The lifeblood of the IPO calendar has, is and will always be companies filing to go public. And this year’s filing traffic is noteworthy.
Over the last three weeks, 16 companies filed for an IPO, according to the U.S. Securities and Exchange Commission. They aim to raise $3.0 billion. Those numbers are dramatically higher than in 2009.
Over the same period last year, only three companies had filed to go public. They hoped to raise $1.6 billion.
From Jan. 1 through July 9, 2010, 134 companies filed to go public. They were looking to raise $30.7 billion.
Flip the calendar back to a year ago: From Jan. 1 through July 10, 2009, only 17 companies had filed to go public. They hoped to raise $4.6 billion.
And there’s more.
Over the 12-month period from July 1, 2009, to July 1, 2010, the pipeline had 144 IPOs expecting to raise $36.7 billion.
Over the previous 12-month period from July 1, 2008, to July 1, 2009, the pipeline had only 43 IPOs looking to raise $12.7 billion.
This past week, four companies filed amendments announcing proposed offering terms, and three found their way on to the IPO calendar with pricing dates. That raises the visible new-issues calendar to eight — up from three a week ago. Admittedly, this is not exactly a landslide, but the IPO market does have just a few things going for it.
July’s stock market got off to a roaring start. The three major U.S. stock indexes scored a sharp rally, gaining over 5 percent each for the first week of July. (And that was a holiday-shortened week, to boot.) A 5 percent weekly gain is something that never hurts the IPO calendar.
Another factor: The three indexes are well below the 2010 closing highs set in late April. As of Friday’s close, the Dow Jones Industrial Average was off 9 percent, the Nasdaq Composite was off 13.2 percent and the S&P 500 was off 11 percent. That should leave plenty of room for the traditional “summer rally.”
Conclusion: A building IPO pipeline is being fanned by a strong stock market, which translates into a bountiful IPO calendar.
Four “Little Doggies”
This week’s calendar lists four IPOs and the dollar volume is large -– over $1 billion. And a couple of deals have caught the eyes of the IPO cowboys: Qlik Technologies (QLIK – proposed) and RealD (RLD – proposed).
Qlik Technologies is a Radnor, Pennsylvania-based provider of business intelligence software. Its platform software, QlikView, offers users software tools to search and query business data.
For the three months ending March 30, 2010, Qlik reported a loss of $119,000 on revenues of $43.8 million, compared with a loss of $4.3 million on revenues of $26.4 million for the same period a year ago.
Bankers plan to offer 11.2 million shares at $8.50 to $9.50 each to raise about $100 million. The IPO is to be priced Thursday evening, to start trading on Friday, July 16.

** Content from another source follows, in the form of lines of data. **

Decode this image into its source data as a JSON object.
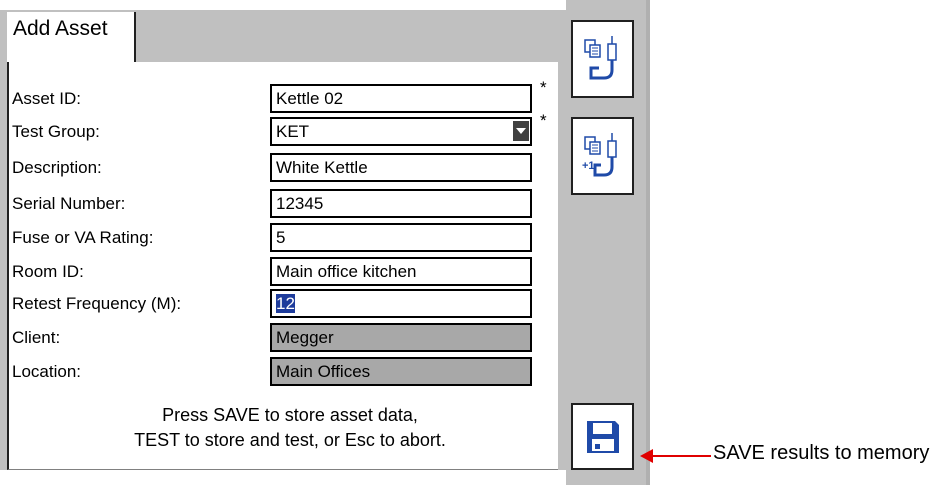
{
  "tab": {
    "label": "Add Asset"
  },
  "form": {
    "rows": [
      {
        "label": "Asset ID:",
        "value": "Kettle 02",
        "required": "*"
      },
      {
        "label": "Test Group:",
        "value": "KET",
        "required": "*"
      },
      {
        "label": "Description:",
        "value": "White Kettle"
      },
      {
        "label": "Serial Number:",
        "value": "12345"
      },
      {
        "label": "Fuse or VA Rating:",
        "value": "5"
      },
      {
        "label": "Room ID:",
        "value": "Main office kitchen"
      },
      {
        "label": "Retest Frequency (M):",
        "value": "12"
      },
      {
        "label": "Client:",
        "value": "Megger"
      },
      {
        "label": "Location:",
        "value": "Main Offices"
      }
    ]
  },
  "message": {
    "line1": "Press SAVE to store asset data,",
    "line2": "TEST to store and test, or Esc to abort."
  },
  "side_buttons": [
    {
      "icon": "copy-asset-icon"
    },
    {
      "icon": "copy-asset-increment-icon",
      "glyph": "+1"
    },
    {
      "icon": "save-floppy-icon"
    }
  ],
  "annotation": {
    "text": "SAVE results to memory"
  },
  "colors": {
    "selection": "#1e3c9c",
    "readonly": "#a8a8a8",
    "arrow": "#e00000",
    "save_icon": "#1f4aa8"
  }
}
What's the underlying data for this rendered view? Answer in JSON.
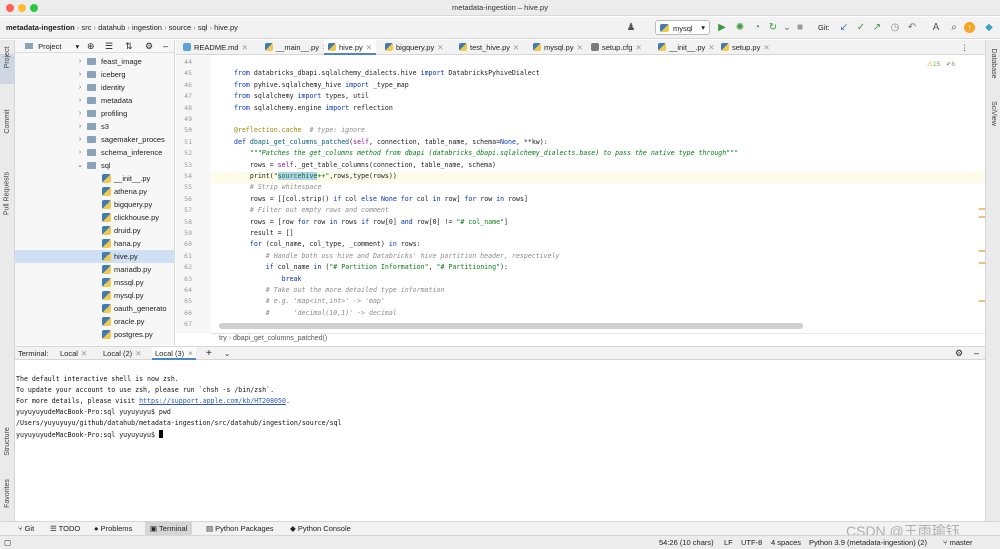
{
  "window": {
    "title": "metadata-ingestion – hive.py"
  },
  "breadcrumb": [
    "metadata-ingestion",
    "src",
    "datahub",
    "ingestion",
    "source",
    "sql",
    "hive.py"
  ],
  "toolbar": {
    "run_config": "mysql",
    "git_label": "Git:"
  },
  "left_tabs": [
    "Project",
    "Commit",
    "Pull Requests",
    "Structure",
    "Favorites"
  ],
  "right_tabs": [
    "Database",
    "SciView"
  ],
  "project": {
    "header": "Project",
    "items": [
      {
        "label": "feast_image",
        "type": "folder",
        "collapsed": true
      },
      {
        "label": "iceberg",
        "type": "folder",
        "collapsed": true
      },
      {
        "label": "identity",
        "type": "folder",
        "collapsed": true
      },
      {
        "label": "metadata",
        "type": "folder",
        "collapsed": true
      },
      {
        "label": "profiling",
        "type": "folder",
        "collapsed": true
      },
      {
        "label": "s3",
        "type": "folder",
        "collapsed": true
      },
      {
        "label": "sagemaker_proces",
        "type": "folder",
        "collapsed": true
      },
      {
        "label": "schema_inference",
        "type": "folder",
        "collapsed": true
      },
      {
        "label": "sql",
        "type": "folder",
        "collapsed": false
      },
      {
        "label": "__init__.py",
        "type": "file"
      },
      {
        "label": "athena.py",
        "type": "file"
      },
      {
        "label": "bigquery.py",
        "type": "file"
      },
      {
        "label": "clickhouse.py",
        "type": "file"
      },
      {
        "label": "druid.py",
        "type": "file"
      },
      {
        "label": "hana.py",
        "type": "file"
      },
      {
        "label": "hive.py",
        "type": "file",
        "selected": true
      },
      {
        "label": "mariadb.py",
        "type": "file"
      },
      {
        "label": "mssql.py",
        "type": "file"
      },
      {
        "label": "mysql.py",
        "type": "file"
      },
      {
        "label": "oauth_generato",
        "type": "file"
      },
      {
        "label": "oracle.py",
        "type": "file"
      },
      {
        "label": "postgres.py",
        "type": "file"
      }
    ]
  },
  "tabs": [
    "README.md",
    "__main__.py",
    "hive.py",
    "bigquery.py",
    "test_hive.py",
    "mysql.py",
    "setup.cfg",
    "__init__.py",
    "setup.py"
  ],
  "active_tab": "hive.py",
  "inspection": {
    "warnings": "15",
    "weak": "6"
  },
  "editor": {
    "line_numbers": [
      "44",
      "45",
      "46",
      "47",
      "48",
      "49",
      "50",
      "51",
      "52",
      "53",
      "54",
      "55",
      "56",
      "57",
      "58",
      "59",
      "60",
      "61",
      "62",
      "63",
      "64",
      "65",
      "66",
      "67"
    ],
    "lines": [
      "",
      "from databricks_dbapi.sqlalchemy_dialects.hive import DatabricksPyhiveDialect",
      "from pyhive.sqlalchemy_hive import _type_map",
      "from sqlalchemy import types, util",
      "from sqlalchemy.engine import reflection",
      "",
      "@reflection.cache  # type: ignore",
      "def dbapi_get_columns_patched(self, connection, table_name, schema=None, **kw):",
      "    \"\"\"Patches the get_columns method from dbapi (databricks_dbapi.sqlalchemy_dialects.base) to pass the native type through\"\"\"",
      "    rows = self._get_table_columns(connection, table_name, schema)",
      "    print(\"sourcehive++\",rows,type(rows))",
      "    # Strip whitespace",
      "    rows = [[col.strip() if col else None for col in row] for row in rows]",
      "    # Filter out empty rows and comment",
      "    rows = [row for row in rows if row[0] and row[0] != \"# col_name\"]",
      "    result = []",
      "    for (col_name, col_type, _comment) in rows:",
      "        # Handle both oss hive and Databricks' hive partition header, respectively",
      "        if col_name in (\"# Partition Information\", \"# Partitioning\"):",
      "            break",
      "        # Take out the more detailed type information",
      "        # e.g. 'map<int,int>' -> 'map'",
      "        #      'decimal(10,1)' -> decimal",
      ""
    ],
    "code_breadcrumb": [
      "try",
      "dbapi_get_columns_patched()"
    ]
  },
  "terminal": {
    "label": "Terminal:",
    "tabs": [
      "Local",
      "Local (2)",
      "Local (3)"
    ],
    "active": "Local (3)",
    "lines": [
      "The default interactive shell is now zsh.",
      "To update your account to use zsh, please run `chsh -s /bin/zsh`.",
      "For more details, please visit ",
      "yuyuyuyudeMacBook-Pro:sql yuyuyuyu$ pwd",
      "/Users/yuyuyuyu/github/datahub/metadata-ingestion/src/datahub/ingestion/source/sql",
      "yuyuyuyudeMacBook-Pro:sql yuyuyuyu$ "
    ],
    "link": "https://support.apple.com/kb/HT208050",
    "link_suffix": "."
  },
  "bottom_tabs": [
    "Git",
    "TODO",
    "Problems",
    "Terminal",
    "Python Packages",
    "Python Console"
  ],
  "status": {
    "position": "54:26 (10 chars)",
    "line_sep": "LF",
    "encoding": "UTF-8",
    "indent": "4 spaces",
    "interpreter": "Python 3.9 (metadata-ingestion) (2)",
    "branch": "master"
  },
  "watermark": "CSDN @王雨瑜钰",
  "colors": {
    "accent": "#4a86c8",
    "selection": "#cfe0f5",
    "keyword": "#0033b3",
    "string": "#067d17",
    "comment": "#8c8c8c"
  }
}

RealD is a Beverly Hills-based licensor of 3-D technology for movie theaters. The company has outfitted more than 5,300 theaters in 50 countries. RealD’s technology is also used by engineers, industrial designers and scientific researchers for applications in consumer electronics, education, aerospace, defense and health care.
For the three months ending March 26, RealD reported a loss of $20.9 million on revenues of $76.7 million, compared with a loss of $6.8 million on revenues of $20.6 million for the same period a year ago.
Bankers plan to price 10.75 million shares at $13 to $15 each to raise $150 million. The company plans on offering 6 million shares and selling shareholders plan to offer 4.75 million shares. The IPO is to be priced Thursday evening, to start trading on Friday, July 16.
Hello Again, Henry Kravis
On Thursday, July 15, KKR & Co. L.P. (KKR – proposed), the New York-based private equity firm founded by Henry Kravis and George Roberts, is scheduled to start trading on the New York Stock Exchange.
It is not an IPO.
KKR has registered 204.9 million common units with the U.S. Securities and Exchange Commission. The units are to be distributed to holders of common units of KKR & Co. (Guernsey) L.P. in exchange for their Guernsey common units. The exchange is a one-for-one swap.
On July 9, 2010, KKR Guernsey’s units closed on Euronext Amsterdam Exchange at $10.03 per common unit.
If you think you’ve got a “hot issue” in KKR — you can buy all you want in Europe ahead of its NYSE debut.
Disclosure: Neither the author nor anyone else on the IPOScoop.com staff has a position in any stocks mentioned, nor do they trade or invest in IPOs. The author and IPOScoop.com staff do not issue advice, recommendations or opinions.